Début janvier, un éditorial de Pierre Buisson, président du Syndicat national des vétérinaires d’exercice libéral (SNVEL), faisait l’effet d’une petite bombe au sein de la profession. Il y évoquait « une perte annuelle de 20 % d’une promotion », en référence à une statistique démographique récemment dévoilée par l’Ordre, concernant le pourcentage de non-inscriptions dans l’année qui suit le diplôme de 5e année. Au-delà de l’émotion, que nous disent les analyses ?
25,7 % des diplômés des écoles nationales vétérinaires françaises en 2014 n’exercent pas la médecine et la chirurgie des animaux, d’après une statistique publiée par l’Ordre. N’en déduisons surtout pas qu’ils sont perdus corps et biens pour la profession ! En effet, Laurent Jessenne, président du Club vétérinaires et entreprises et membre d’Evolpro, un groupe de travail de Vétos-entraide1, estime « que ne s’inscrivent pas à l’Ordre entre 50 et 60 % des diplômés vétérinaires en activité dans le secteur dit privé (de l’industrie, notamment), corps qui représente près de 10 % des diplômés en exercice. Sans compter qu’il existe d’autres cas de non-inscription à la sortie de l’école : parce que les diplômés s’expatrient, suivent un 3e cycle, font une pause, etc. ».« Ce phénomène n’est pas spécifique au monde vétérinaire », ajoute Christophe Hugnet, praticien mixte à La Bégude-de-Mazenc (Drôme). « Chaque année, pas moins de 25 % des médecins diplômés d’une faculté française décident de ne pas s’inscrire à l’Ordre pour exercer d’autres professions, dans le journalisme ou l’administration par exemple, au détriment du soin. »

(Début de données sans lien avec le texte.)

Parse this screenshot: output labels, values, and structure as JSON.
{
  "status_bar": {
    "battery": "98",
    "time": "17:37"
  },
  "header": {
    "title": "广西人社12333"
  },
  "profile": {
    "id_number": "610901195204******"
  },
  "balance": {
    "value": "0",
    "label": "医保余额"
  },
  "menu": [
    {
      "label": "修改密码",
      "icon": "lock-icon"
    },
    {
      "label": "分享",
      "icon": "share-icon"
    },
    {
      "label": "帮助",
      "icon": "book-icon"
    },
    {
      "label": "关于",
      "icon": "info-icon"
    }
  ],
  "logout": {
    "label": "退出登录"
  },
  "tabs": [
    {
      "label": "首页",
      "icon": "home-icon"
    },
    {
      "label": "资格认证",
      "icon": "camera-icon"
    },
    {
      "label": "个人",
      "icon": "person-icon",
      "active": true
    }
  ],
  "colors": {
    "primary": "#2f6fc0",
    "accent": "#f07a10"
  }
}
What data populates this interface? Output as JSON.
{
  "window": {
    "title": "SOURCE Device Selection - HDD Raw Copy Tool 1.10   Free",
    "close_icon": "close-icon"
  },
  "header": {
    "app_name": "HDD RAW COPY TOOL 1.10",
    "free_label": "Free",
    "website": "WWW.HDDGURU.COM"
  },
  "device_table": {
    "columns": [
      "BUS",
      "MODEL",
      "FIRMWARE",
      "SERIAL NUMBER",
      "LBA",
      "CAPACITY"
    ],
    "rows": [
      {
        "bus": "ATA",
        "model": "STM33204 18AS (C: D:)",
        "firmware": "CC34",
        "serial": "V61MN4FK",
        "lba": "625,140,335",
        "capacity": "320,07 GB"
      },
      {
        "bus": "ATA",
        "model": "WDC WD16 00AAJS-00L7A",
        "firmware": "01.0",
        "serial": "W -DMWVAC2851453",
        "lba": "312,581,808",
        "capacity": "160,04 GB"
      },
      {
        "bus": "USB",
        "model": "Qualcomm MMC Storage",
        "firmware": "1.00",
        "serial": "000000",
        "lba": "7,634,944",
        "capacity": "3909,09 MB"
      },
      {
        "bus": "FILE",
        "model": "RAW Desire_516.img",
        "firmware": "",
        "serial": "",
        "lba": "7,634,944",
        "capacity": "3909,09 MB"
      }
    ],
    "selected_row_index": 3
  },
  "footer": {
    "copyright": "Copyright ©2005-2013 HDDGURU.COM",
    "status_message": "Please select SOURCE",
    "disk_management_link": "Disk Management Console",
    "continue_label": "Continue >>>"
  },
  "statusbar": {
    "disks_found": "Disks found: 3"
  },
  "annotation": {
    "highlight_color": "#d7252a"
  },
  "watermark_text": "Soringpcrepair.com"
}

« Plusieurs raisons expliquent cela, poursuit Christophe Hugnet. Et je ne vois pas de motif à porter un jugement sur les choix de vie de chacun. Tout d’abord, les attentes individuelles s’inscrivent dans une société évolutive avec des priorités de vie et de construction de projet probablement différents de ceux des générations passées. L’équilibre vie professionnelle/vie privée est modifié. La féminisation n’en est pas la cause mais seulement un cofacteur conjoncturel. L’ouverture des étudiants à d’autres formes d’exercice, la décision de profiter de sa jeunesse pour explorer le monde ou d’autres horizons (à l’instar de la culture anglo-saxone et des années de césures), la possibilité de bénéficier d’aides sociales acquises, la déception ou l’inquiétude de la pratique libérale, sont autant de motifs rencontrés ou exposés par nos jeunes collègues. De plus, ces dernières années, le nombre de vétérinaires français diplômés des universités et écoles vétérinaires européennes a nettement diminué (en particulier à la suite de l’instauration de quotas en Belgique). »
Par ailleurs, une thèse rédigée par Jean-Étienne Bergemer sur l’adaptabilité professionnelle2 souligne que « la plupart des vétérinaires réorientés exercent un métier qui reste connecté à la pratique et/ou à la médecine et physiologie des animaux. Ceux qui sont totalement sortis du terrain connu représentent dans les faits seulement de 1 à 2,5 % des vétérinaires ».« En définitive, analyse Laurent Jessenne, quand on organise des anniversaires de promotion, on “perd de vue” entre 5 et 10 % des effectifs, qui disparaissent des radars sans laisser d’adresse ou presque : départs à l’étranger, reconversions professionnelles ou, hélas, décès prématurés… Ce chiffre, équivalent chez les médecins, semble d’ailleurs assez constant depuis les 30 dernières années, que j’ai pu analyser. »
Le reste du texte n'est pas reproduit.